Речь не идет о безусловном запрете. «Заниматься искусством можно, как всяким делом, как столярничать или коров пасти». Но среди православных христианин бытует мнение, что занятия вот именно искусством могут скорее повредить человеческой душе, чем какие-нибудь другие – более будничные, менее заковыристые занятия. Столярничают или коров пасут ради заработка, одинаково необходимого церковному человеку и атеисту, – искусством занимаются «для самореализации». Представления же о самореализации у атеиста и у человека Церкви отличаются, конечно, очень резко. И просто у этих двух категорий людей разные пути самореализации.
Уместно вспомнить здесь один малоизвестный эпизод из жизни Николая Николаевича Страхова. В ранней юности он задумался над вопросом, чего же на самом деле требует от человека религия. И скоро пришел к мысли, которая его удивила и испугала: «Если нам предстоит с одной стороны рай, а с другой ад, то не ясно ли, что только об этом и нужно думать, что нужно все бросить и спасаться, как спасались отшельники, из которых иные верно только одни и спаслись, но тогда не было бы всемирной истории, прекратились бы всякие труды, войны, государства и т. д. И значит, ни один из великих людей, которых восхваляет история, в рай и ад не верил. Это было мне совершенно ясно, но моей веры не поколебало; напротив, я стал молиться и поститься до обмороков. Долго и мучительно я боролся…» Закончилась борьба тем, что Страхов однажды «проснулся от кошмара, и, к несчастию, тогда покачнулся в противоположную сторону».
Нужно ясно сознавать, что Страхов тогда покачнулся в сторону трудовой, трезвой, целомудренной жизни – жизни уединенного мыслителя. (Такую-то жизнь мы называем сегодня «подвижнической».) Что результатом творческой деятельности Страхова стало, помимо всего прочего, раскрытие внутренних противоречий и крайней духовной нищеты нигилизма и философского материализма… И все-таки Страхов на пороге старости, ставши уже почетным академиком, дослужившись уже до генеральского чина в своей Публичной библиотеке, вспоминает давнее отступничество от веры как падение, как большое «несчастие».
Тут узел проблемы. Вера требует человека целиком; искусство с наукой также требуют от человека полной самоотдачи, очевидным образом отвлекают нас от того, что названо в Евангелии от Луки «единым на потребу». Для звуков жизни не щадить, отличать ямб от хорея, воспевать и обряжать в вечное золото этот листок, что иссох и свалился, а также бороться против философского материализма, «заниматься астрономией и геометрией, следить за движением Солнца и звезд и составлять карты стран и морей, значит (по слову святителя Амвросия Медиоланского) пренебречь спасением души ради праздных вещей».

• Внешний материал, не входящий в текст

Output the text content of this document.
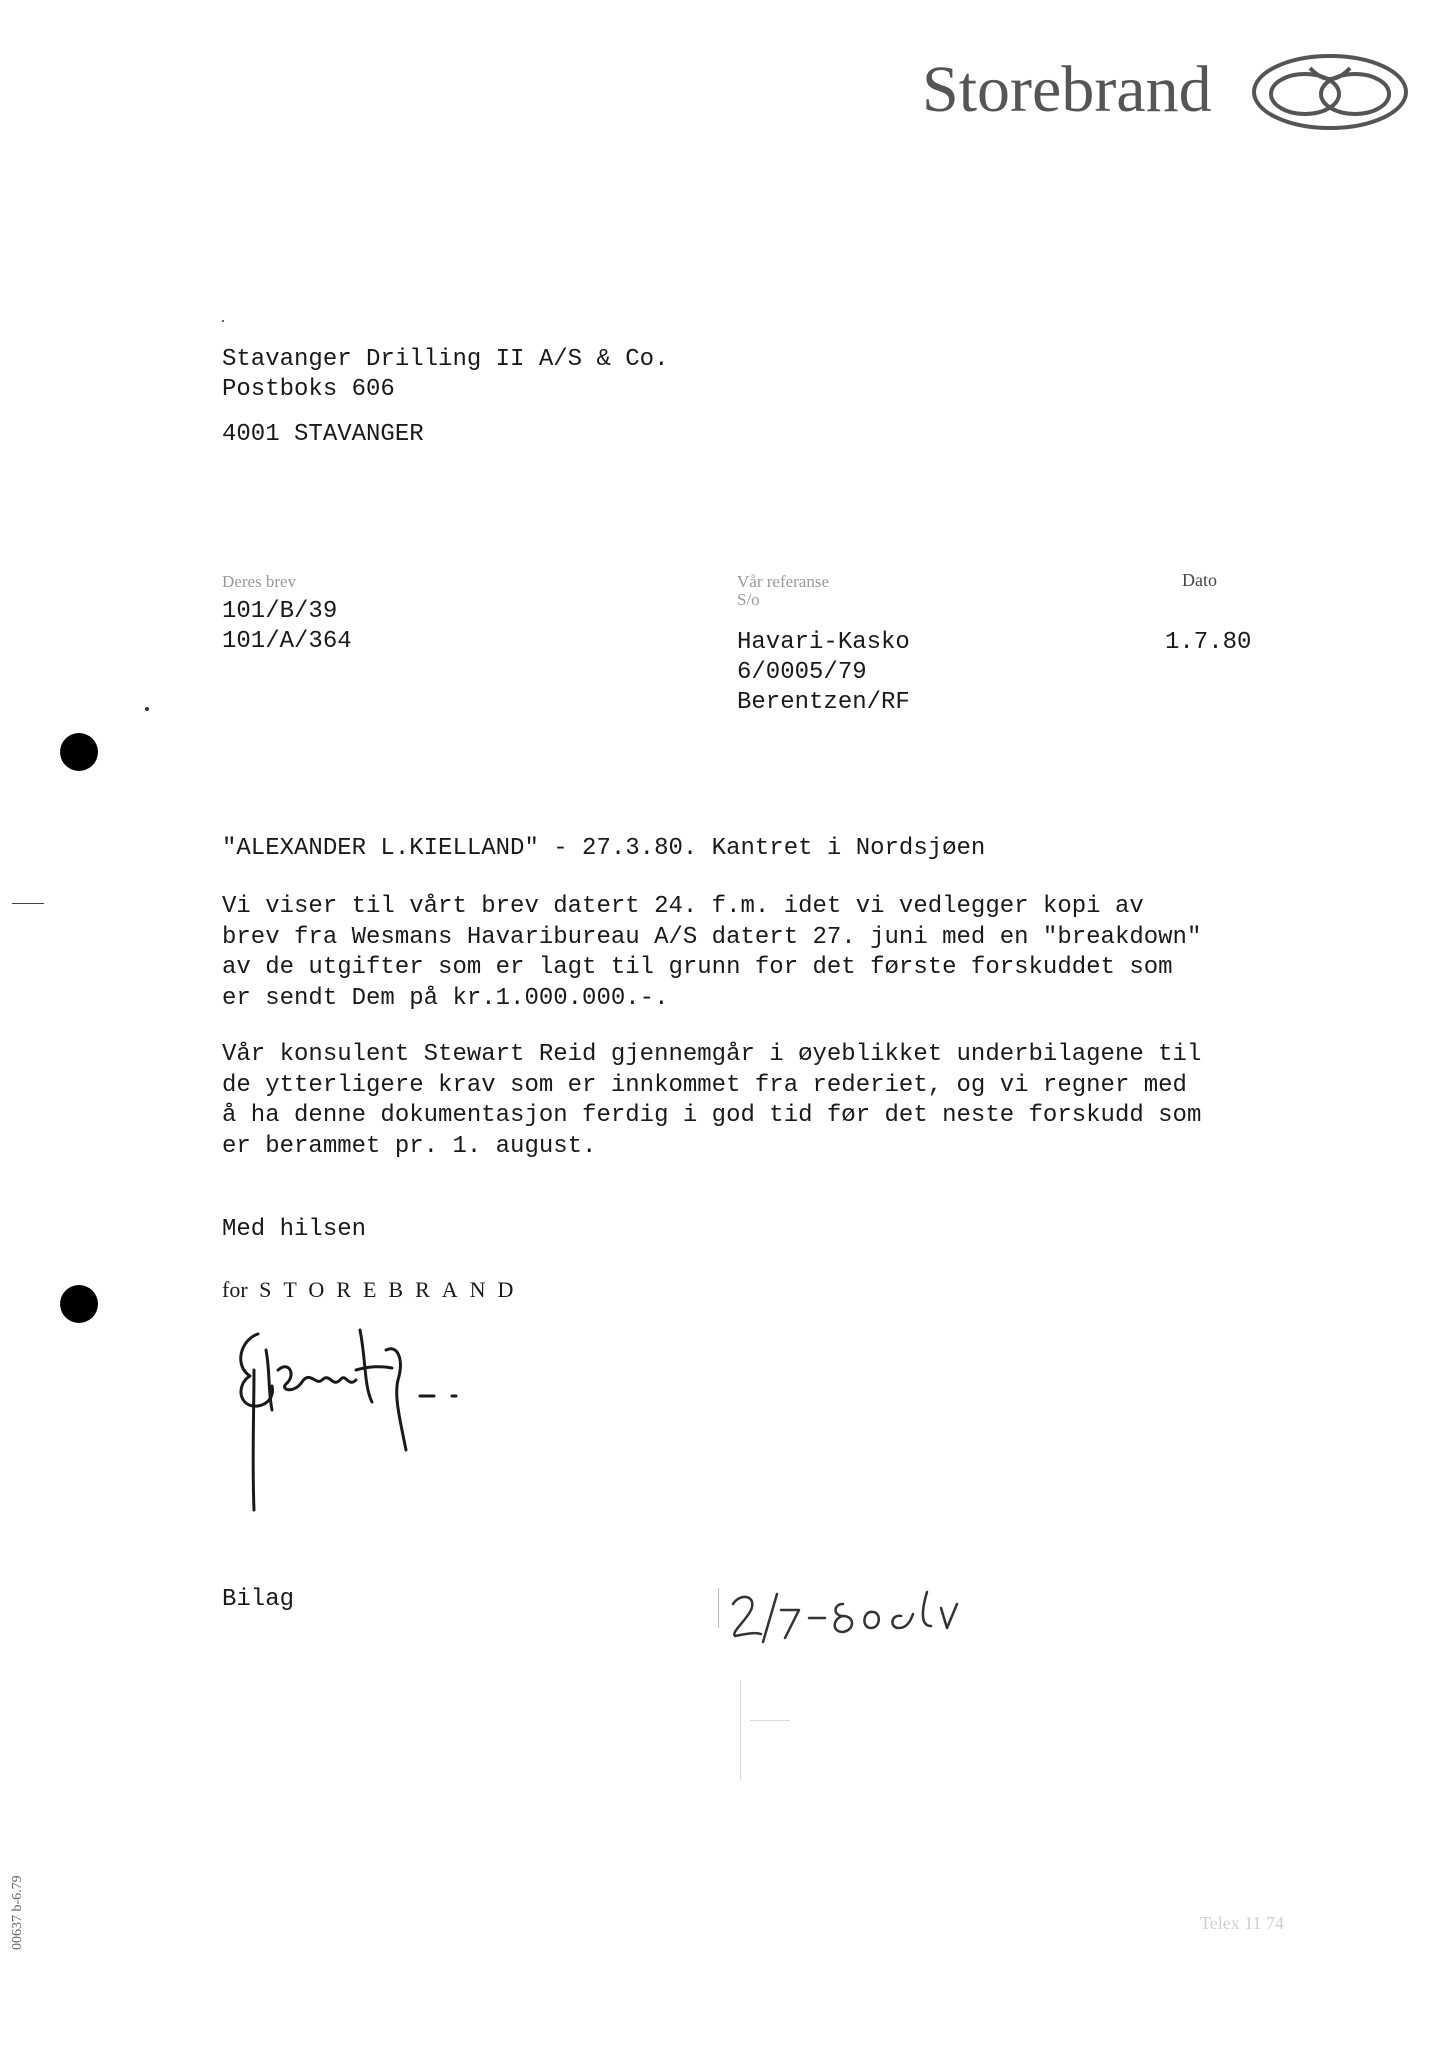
Storebrand
Stavanger Drilling II A/S & Co.
Postboks 606
4001 STAVANGER
Deres brev
101/B/39
101/A/364
Vår referanse
S/o
Havari-Kasko
6/0005/79
Berentzen/RF
Dato
1.7.80
"ALEXANDER L.KIELLAND" - 27.3.80. Kantret i Nordsjøen
Vi viser til vårt brev datert 24. f.m. idet vi vedlegger kopi av
brev fra Wesmans Havaribureau A/S datert 27. juni med en "breakdown"
av de utgifter som er lagt til grunn for det første forskuddet som
er sendt Dem på kr.1.000.000.-.
Vår konsulent Stewart Reid gjennemgår i øyeblikket underbilagene til
de ytterligere krav som er innkommet fra rederiet, og vi regner med
å ha denne dokumentasjon ferdig i god tid før det neste forskudd som
er berammet pr. 1. august.
Med hilsen
for STOREBRAND
Bilag
00637 b-6.79	Telex 11 74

Вопреки возвышенным мечтаниям Жуковского, ярко выразившимся в его драматическом отрывке «Камоэнс», небесная религия не признает в поэзии свою земную сестру.
Не станем торопиться. Не станем осуждать нашу Церковь за «отсталость» и «мракобесие» (хотя бы потому, что светская культура связана с религиозным культом генетически, и, к слову сказать, само явление регулярной стиховой рифмы осуществилось впервые в ранневизантийском Акафисте Богородице, написанном св. Романом Сладкопевцем). Не станем вступаться за обижаемых поэтов (хотя бы потому, что в исторической реальности пастыри и архипастыри Русской Православной Церкви обижали поэтов реже, чем какие-либо другие люди на этой земле). Допустим на минуту, что Церковь права в своем прохладном отношении к поэтическому творчеству. Понятно, что нам не хочется этого допускать, но для пользы дела мы такую неприятную возможность допустим. Предельная объективность никакому исследованию не повредит. Немного потерпим.
Возможно, Церковь права. И так называемое «великое искусство» – это только костер, на котором сгорают без остатка великие запасы добродетели, накопленной поколениями предков. Смирение и благочестие, терпение и трудолюбие отцов однажды заканчиваются, традиционный жизненный уклад идет на слом, вековые нормы морали отменяются с шуточками и гоготом – и несчастные дети празднуют на просторе «Золотой век национальной культуры», оставляющий после себя выжженное место…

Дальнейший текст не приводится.